Prefetch to hide memory access latency (CPU stall)
- What to prefetch
- When to prefetch
- Where to place the prefetched data
Some ref:
- Prefetching、Interleaving 和 数据库
- In-Memory DBMS 『Peloton』技术简述
- 使用协程提高流水线利用率 howardlau
- https://stackoverflow.com/questions/72243997/how-to-use-software-prefetch-systematically/
note: partially translated by ChatGPT
TACO ‘14 When Prefetching Works, When It Doesn’t, and Why
Discussing HW prefetch and SW prefetch:
- SW prefetch is suitable for scenarios such as short arrays, sequential and irregular reads, etc. The form of SW prefetch introduces more instruction calling costs.
- HW prefetch heavily depends on the platform, as specific patterns need to be recognized.
- SW prefetch has a training effect on HW, which might negatively impact HW performance.
- HW prefetchers generally prefetch to L2 or L3, as the performance gap between L1 and L2 can be tolerable for an OOO CPU when the miss rate is below 20%.
For more details on this topic, refer to: https://hackmd.io/@jserv/HJtfT3icx?type=view
- T0 (Temporal data) - Prefetch data into all levels of the cache hierarchy.
- T1 (Data about L1 cache misses) - Prefetch data into level 2 cache and higher levels.
- T2 (Data about L2 cache misses) - Prefetch data into level 3 cache and higher levels, or as implementation-specific choices.
- NTA (Non-Temporal data across all cache levels) - Prefetch data into non-temporal cache structures and prefetch it to locations close to the processor, minimizing cache pollution.
prefetchnta
is only used to prefetch into the USWC memory region using line fill buffers.

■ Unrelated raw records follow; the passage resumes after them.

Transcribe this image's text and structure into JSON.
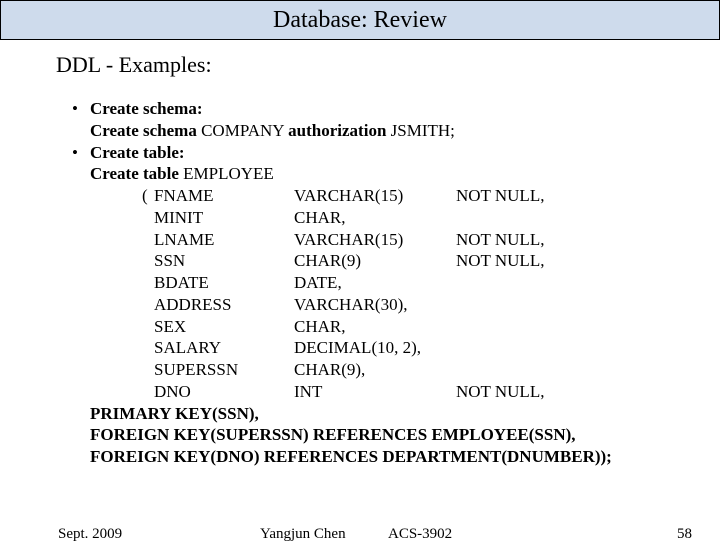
{
  "title": "Database: Review",
  "section": "DDL - Examples:",
  "b1_label": "Create schema:",
  "b1_stmt_a": "Create schema",
  "b1_stmt_b": " COMPANY ",
  "b1_stmt_c": "authorization",
  "b1_stmt_d": " JSMITH;",
  "b2_label": "Create table:",
  "b2_stmt_a": "Create table",
  "b2_stmt_b": " EMPLOYEE",
  "rows": [
    {
      "open": "(",
      "name": "FNAME",
      "type": "VARCHAR(15)",
      "cons": "NOT NULL,"
    },
    {
      "open": "",
      "name": "MINIT",
      "type": "CHAR,",
      "cons": ""
    },
    {
      "open": "",
      "name": "LNAME",
      "type": "VARCHAR(15)",
      "cons": "NOT NULL,"
    },
    {
      "open": "",
      "name": "SSN",
      "type": "CHAR(9)",
      "cons": "NOT NULL,"
    },
    {
      "open": "",
      "name": "BDATE",
      "type": "DATE,",
      "cons": ""
    },
    {
      "open": "",
      "name": "ADDRESS",
      "type": "VARCHAR(30),",
      "cons": ""
    },
    {
      "open": "",
      "name": "SEX",
      "type": "CHAR,",
      "cons": ""
    },
    {
      "open": "",
      "name": "SALARY",
      "type": "DECIMAL(10, 2),",
      "cons": ""
    },
    {
      "open": "",
      "name": "SUPERSSN",
      "type": "CHAR(9),",
      "cons": ""
    },
    {
      "open": "",
      "name": "DNO",
      "type": "INT",
      "cons": "NOT NULL,"
    }
  ],
  "pk": "PRIMARY KEY(SSN),",
  "fk1": "FOREIGN KEY(SUPERSSN) REFERENCES EMPLOYEE(SSN),",
  "fk2": "FOREIGN KEY(DNO) REFERENCES DEPARTMENT(DNUMBER));",
  "footer": {
    "date": "Sept. 2009",
    "author": "Yangjun Chen",
    "course": "ACS-3902",
    "page": "58"
  }
}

Otherwise, it prefetches into L1 (and L3 inclusive L3 on CPU), bypassing L2 (as stated in Intel’s optimization manual). You cannot weakly order loads from WB memory; there is no way to bypass cache coherence on WB.

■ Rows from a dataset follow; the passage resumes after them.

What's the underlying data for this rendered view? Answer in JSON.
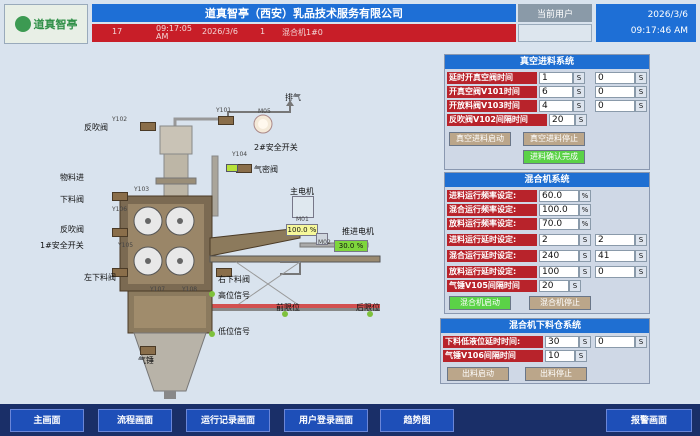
{
  "header": {
    "logo_text": "道真智亭",
    "title": "道真智亭（西安）乳品技术服务有限公司",
    "user_label": "当前用户",
    "user_value": "",
    "date": "2026/3/6",
    "time": "09:17:46 AM"
  },
  "alarm": {
    "number": "17",
    "time": "09:17:05 AM",
    "date": "2026/3/6",
    "separator": "1",
    "message": "混合机1#0"
  },
  "process": {
    "labels": {
      "exhaust": "排气",
      "blowback_valve_top": "反吹阀",
      "safety_switch_2": "2#安全开关",
      "seal_valve": "气密阀",
      "material_inlet": "物料进",
      "lower_valve": "下料阀",
      "blowback_valve_mid": "反吹阀",
      "safety_switch_1": "1#安全开关",
      "main_motor": "主电机",
      "push_motor": "推进电机",
      "left_lower_valve": "左下料阀",
      "right_lower_valve": "右下料阀",
      "high_level": "高位信号",
      "low_level": "低位信号",
      "front_limit": "前限位",
      "rear_limit": "后限位",
      "air_hammer": "气锤"
    },
    "tags": {
      "y102": "Y102",
      "y101": "Y101",
      "m05": "M05",
      "y104": "Y104",
      "y106": "Y106",
      "y103": "Y103",
      "y105": "Y105",
      "y107": "Y107",
      "y108": "Y108",
      "m01": "M01",
      "m02": "M02"
    },
    "main_motor_freq": "100.0 %",
    "push_motor_freq": "30.0 %"
  },
  "vacuum": {
    "title": "真空进料系统",
    "rows": [
      {
        "label": "延时开真空阀时间",
        "v1": "1",
        "u1": "S",
        "v2": "0",
        "u2": "S"
      },
      {
        "label": "开真空阀V101时间",
        "v1": "6",
        "u1": "S",
        "v2": "0",
        "u2": "S"
      },
      {
        "label": "开放料阀V103时间",
        "v1": "4",
        "u1": "S",
        "v2": "0",
        "u2": "S"
      },
      {
        "label": "反吹阀V102间隔时间",
        "v1": "20",
        "u1": "S"
      }
    ],
    "btn_start": "真空进料启动",
    "btn_stop": "真空进料停止",
    "btn_confirm": "进料确认完成"
  },
  "mixer": {
    "title": "混合机系统",
    "rows": [
      {
        "label": "进料运行频率设定:",
        "v1": "60.0",
        "u1": "%"
      },
      {
        "label": "混合运行频率设定:",
        "v1": "100.0",
        "u1": "%"
      },
      {
        "label": "放料运行频率设定:",
        "v1": "70.0",
        "u1": "%"
      },
      {
        "label": "进料运行延时设定:",
        "v1": "2",
        "u1": "S",
        "v2": "2",
        "u2": "S"
      },
      {
        "label": "混合运行延时设定:",
        "v1": "240",
        "u1": "S",
        "v2": "41",
        "u2": "S"
      },
      {
        "label": "放料运行延时设定:",
        "v1": "100",
        "u1": "S",
        "v2": "0",
        "u2": "S"
      },
      {
        "label": "气锤V105间隔时间",
        "v1": "20",
        "u1": "S"
      }
    ],
    "btn_start": "混合机启动",
    "btn_stop": "混合机停止"
  },
  "bin": {
    "title": "混合机下料仓系统",
    "rows": [
      {
        "label": "下料低液位延时时间:",
        "v1": "30",
        "u1": "S",
        "v2": "0",
        "u2": "S"
      },
      {
        "label": "气锤V106间隔时间",
        "v1": "10",
        "u1": "S"
      }
    ],
    "btn_start": "出料启动",
    "btn_stop": "出料停止"
  },
  "nav": {
    "main": "主画面",
    "flow": "流程画面",
    "runlog": "运行记录画面",
    "userlogin": "用户登录画面",
    "trend": "趋势图",
    "alarm": "报警画面"
  },
  "colors": {
    "title_blue": "#1e6fd6",
    "alarm_red": "#c81e28",
    "label_red": "#b8232b",
    "active_green": "#5bd247",
    "button_tan": "#bba68a"
  }
}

For further insights, refer to: https://stackoverflow.com/questions/46521694/what-are-mm-prefetch-locality-hints
BUT
For databases, workloads such as point chasing are prevalent, as seen in hash joins, where HW prefetching is ineffective.
- Hash join involves a large set of keys, and the task is to perform table lookups [used in table joins for two DBs, resulting in a significant amount of random memory access].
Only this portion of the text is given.